There was a twenty-five-year age difference between Maria and Georg when they married in 1927, and she often wrote that it was not a love match at first. But she loved the children, and would eventually go on to have three of her own. Johannes von Trapp, the youngest, was born a U.S. citizen in Philadelphia, and is today the only surviving member of the original von Trapp family.

Bettmann Archive/Getty Images

Singing on stage came about when the family lost their fortune to a bank collapse in the 1930s. Maria rallied by scrimping and saving, and when the family entered and won first place at the Salzberg music festival in 1936, fame provided a path to the future. Georg was not very fond of the idea, being protective of his family, but nevertheless the family began touring.

Georg von Trapp was even invited to come sing at the birthday party for the then-leader of Germany. Unfortunately, that leader was Adolf Hitler, and so he didn't. The von Trapps despised the Nazis, and turned down all manner of enticements, eventually concluding that their principles meant they would leave Austria behind.

Their arrival to the U.S. wasn't the fly-by-night escape pictured in the movie: they simply packed up their things and left by train. When they arrived in New York in October of 1939, with a six-month visa, Maria exclaimed, "I am so glad to be here, I never want to leave again!" This got the family held at Ellis Island for a few days until immigration agents calmed down a bit.

John Greim/LightRocket/Getty Images

The von Trapps settled in Vermont in the 1940s, buying the farm in Stowe, where the Trapp Family Lodge still stands today. While they were still singing together, the von Trapps would hold musical camps on their farm. Today, you can stay at the Austrian-themed lodge, and if the mountains of Vermont are slightly less high than the Alps, the area is at least beautiful.
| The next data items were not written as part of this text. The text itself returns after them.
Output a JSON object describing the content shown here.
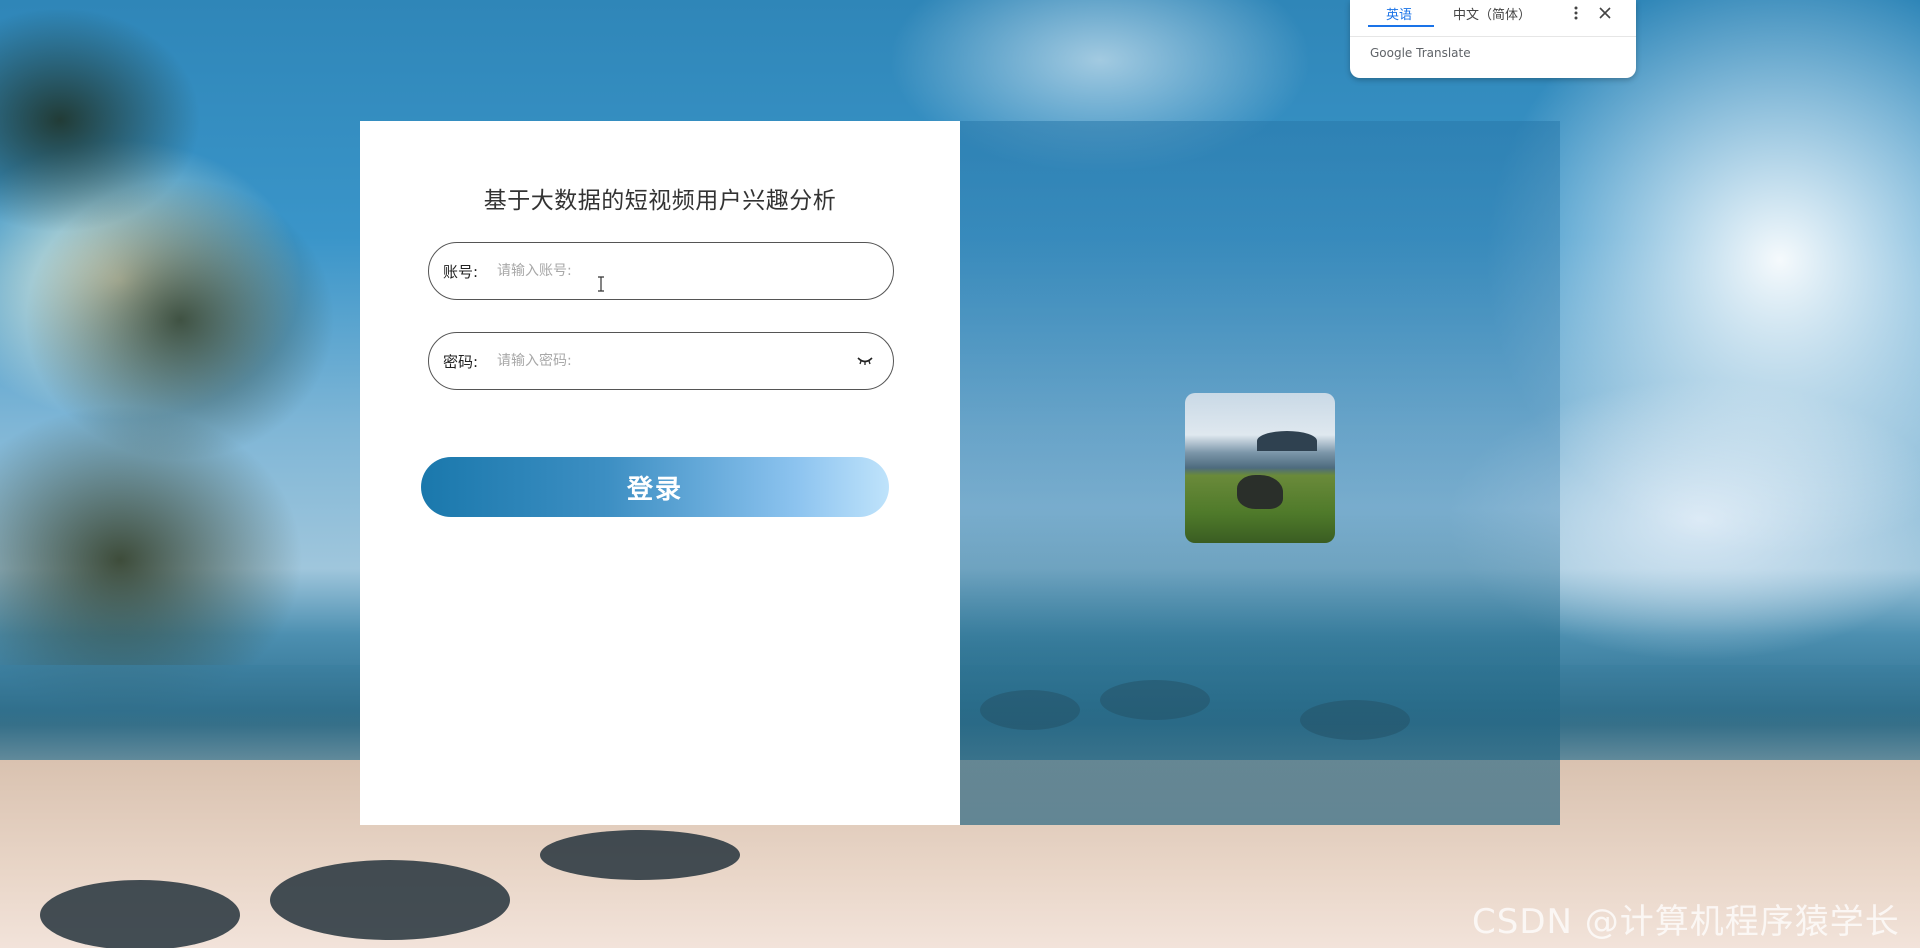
{
  "login": {
    "title": "基于大数据的短视频用户兴趣分析",
    "username_label": "账号:",
    "username_placeholder": "请输入账号:",
    "password_label": "密码:",
    "password_placeholder": "请输入密码:",
    "login_button": "登录"
  },
  "translate_popup": {
    "tab_english": "英语",
    "tab_chinese": "中文（简体）",
    "brand": "Google Translate"
  },
  "watermark": "CSDN @计算机程序猿学长",
  "colors": {
    "button_start": "#1a78ac",
    "button_end": "#bfe3fb",
    "accent": "#1a73e8"
  },
  "icons": {
    "password_toggle": "eye-closed-icon",
    "menu": "more-vert-icon",
    "close": "close-icon"
  }
}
And the roads there are twisty. Paul Niedermeyer, retired founder of the Curbside Classic website, recalls meeting Maria von Trapp on a family trip to the Lodge.

Unsplash/Vasilis Karkalas

"One morning we were hiking up or down along the winding road that goes to the lodge from town. I heard a car being driven fast, with the engine winding high. I looked down the valley and could see it was an open 'Pagoda' SL being whipped through the curves, and there was Maria at the wheel. When she saw us she pulled over in a little cloud of dust and she greeted us and had a brief chat.
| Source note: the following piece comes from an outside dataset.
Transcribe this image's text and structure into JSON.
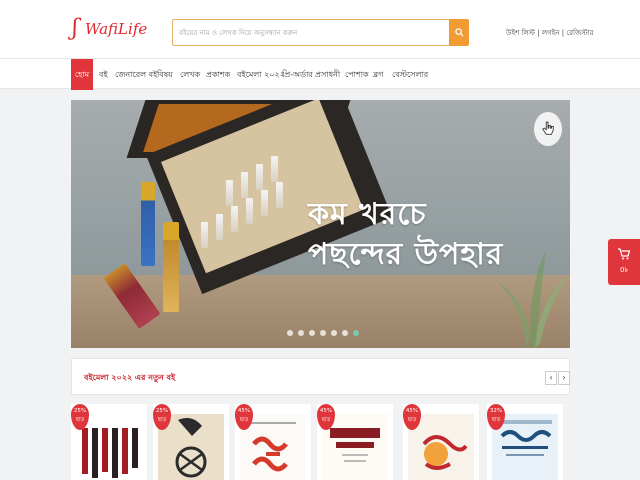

After a brief visit, she started it up and tore off. Very briskly. And then we saw her further up the hill. My father was impressed too. But it was very much in line with her personality.

Mercedes-Benz

I can still see her in my mind's eye, zipping through the curves and up the steep road to the Lodge until she was out of sight, but the sound of the little six singing its heart out in the higher registers was still audible in the distance."
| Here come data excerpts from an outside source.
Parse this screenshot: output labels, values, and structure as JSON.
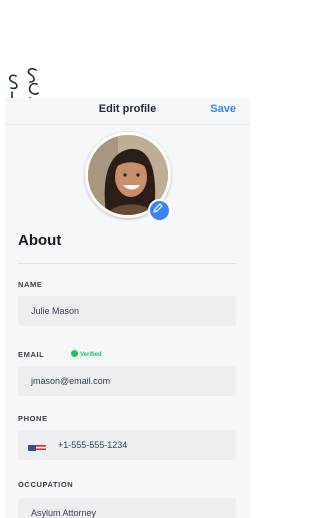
{
  "header": {
    "title": "Edit profile",
    "save_label": "Save"
  },
  "section": {
    "title": "About"
  },
  "fields": {
    "name": {
      "label": "NAME",
      "value": "Julie Mason"
    },
    "email": {
      "label": "EMAIL",
      "value": "jmason@email.com",
      "verified_label": "Verified"
    },
    "phone": {
      "label": "PHONE",
      "value": "+1-555-555-1234",
      "flag": "us-flag-icon"
    },
    "occupation": {
      "label": "OCCUPATION",
      "value": "Asylum Attorney"
    }
  },
  "colors": {
    "accent": "#3b82f6",
    "verified": "#22c55e",
    "background": "#f6f7f9",
    "field": "#eceef1"
  }
}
The exact model and year of the Mercedes driven by Maria is not jotted down in the archives, but in a happy coincidence, it's something of a match for the SL owned by Walt Disney, pretty much his only extravagance. Before the SL, Maria owned a pretty turquoise convertible Karmann Ghia, which she also flogged to within an inch of its life. There was a Willys Jeep on the farm, and whenever pictures of it turn up, it's always Maria at the wheel. She liked to be in the driver's seat.

Courtesy Trapp Family

Maria von Trapp lived until she was eighty-two, dying in Vermont in the late 1980s. Her opinion on The Sound of Music was moderate, as she disliked Georg's portrayal as a cold patrician, and thought her own portrayal fair, but a little too gentle. The family never saw much of the profits from the movie, as the rights to the book that Maria wrote-the source for the movie-had been first sold to a German production studio, and then on to Disney. But she did at least sing with Julie Andrews at the 45th anniversary of the movie, teaching Andrews how to properly yodel, Austrian-style.

It seems to have been a life well-lived. And it is pleasing to know, that for a time in a picturesque part of the Vermont mountains, the hills were alive with the sound of a Mercedes inline-six.